Roasted Shrimp With Feta

It happened again. I was watching an episode of Barefoot Contessa, oddly enough it was one I hadn’t seen before, and as usual, right away, I was compelled to make the thing that she had just made. She was preparing lunch for a friend. There was sauteed fennel and a splash of white wine and a little Pernod, diced tomatoes, shrimp, feta, and breadcrumbs. Things were sauteed on top of the stove for a few minutes, and then the dish went in the oven for just enough time for the shrimp to cook through and the breadcrumbs to brown. She brought it to the table in the pan straight from the oven. It was easy and fun. I had to do this. The recipe is on the Food Network site, and it’s also in her book Barefoot Contessa How Easy is That? In that same episode, she and her friend also made an incredible-looking salted caramel ice cream for dessert. I’m not sure why, but that recipe is nowhere to be found on the web site or in her book, or I would have made that too. [Update: Thanks to a commenter, the recipe was found. It's on the Barefoot Contessa site. Wish I would have thought to look there!] But, back to the shrimp. I made this for dinner the next night. The shrimp, fennel, and tomatoes were scooped onto plates and served with bread for dipping into the sauce exactly as Ina had served it. It was casual, great for summer, couldn't have been easier, and tasted like it should have involved much more effort than it actually did.

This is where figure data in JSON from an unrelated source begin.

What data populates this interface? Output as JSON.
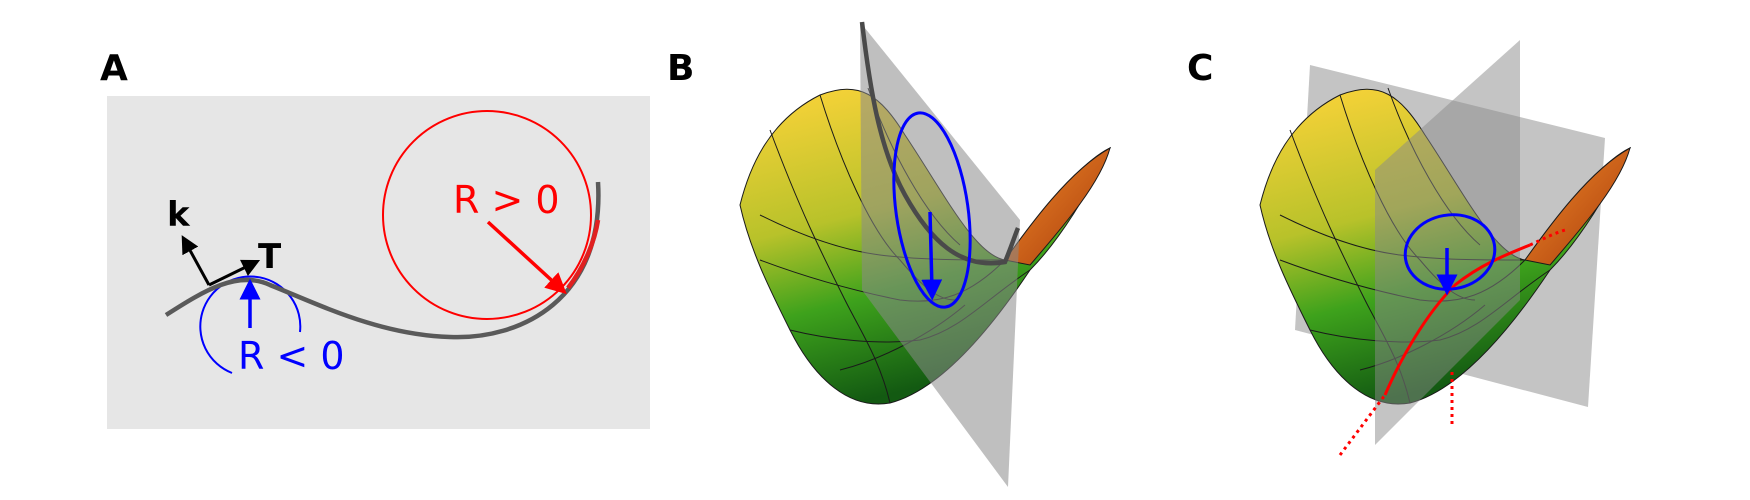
{
  "panels": {
    "a": {
      "label": "A",
      "k_label": "k",
      "t_label": "T",
      "neg_label": "R < 0",
      "pos_label": "R > 0"
    },
    "b": {
      "label": "B"
    },
    "c": {
      "label": "C"
    }
  },
  "colors": {
    "background_panel": "#e6e6e6",
    "curve": "#5a5a5a",
    "negative": "#0000ff",
    "positive": "#ff0000",
    "surface_low": "#2e9a1b",
    "surface_high": "#ffc82e",
    "surface_edge": "#e8621a",
    "plane": "#8a8a8a"
  }
}
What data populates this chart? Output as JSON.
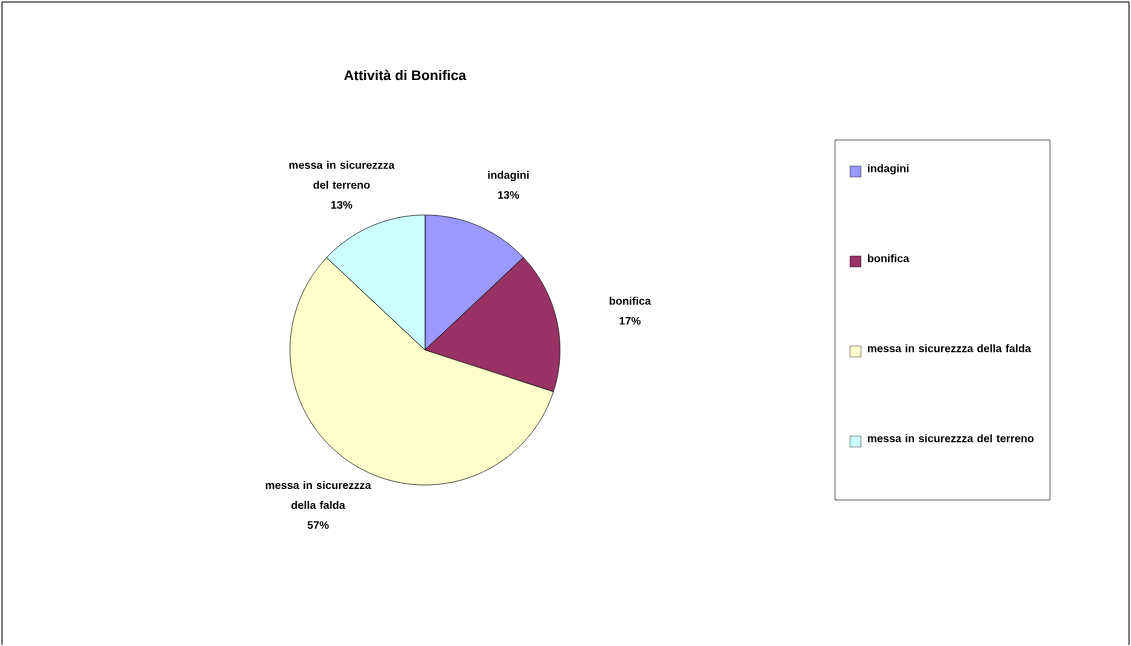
{
  "chart_data": {
    "type": "pie",
    "title": "Attività di Bonifica",
    "categories": [
      "indagini",
      "bonifica",
      "messa in sicurezzza della falda",
      "messa in sicurezzza del terreno"
    ],
    "values": [
      13,
      17,
      57,
      13
    ],
    "value_labels": [
      "13%",
      "17%",
      "57%",
      "13%"
    ],
    "colors": [
      "#9999ff",
      "#993366",
      "#ffffcc",
      "#ccffff"
    ],
    "legend": "right"
  }
}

This goes quickly, so you'll want to have all the ingredients prepped and ready. First, diced fennel was sauteed in olive oil, and then minced garlic was added. White wine was used to deglaze the pan, and then canned, diced tomato, tomato paste, and some oregano were added followed by just a tablespoon of Pernod. It really does add nice, anise flavor with just that small amount. This mixture was left to simmer for about fifteen minutes before the shelled and deveined shrimp were set on top. Crumbled feta was strewn about the pan, and then a mix of breadcrumbs, parsley, and lemon zest was sprinkled on top. The saute pan went into a 400 degree F oven for fifteen minutes, and then it was served with lemon wedges and bread.

I don't think I've ever made a Barefoot Contessa dish I didn't like. Sure, sometimes a disconcerting amount of butter is involved, but not in this case. Here, the shrimp and fennel were fresh and light with just a little richness from the feta. With some toasted sourdough bread on the side, this meal was as easy, fun, and casual as it looked like it would be.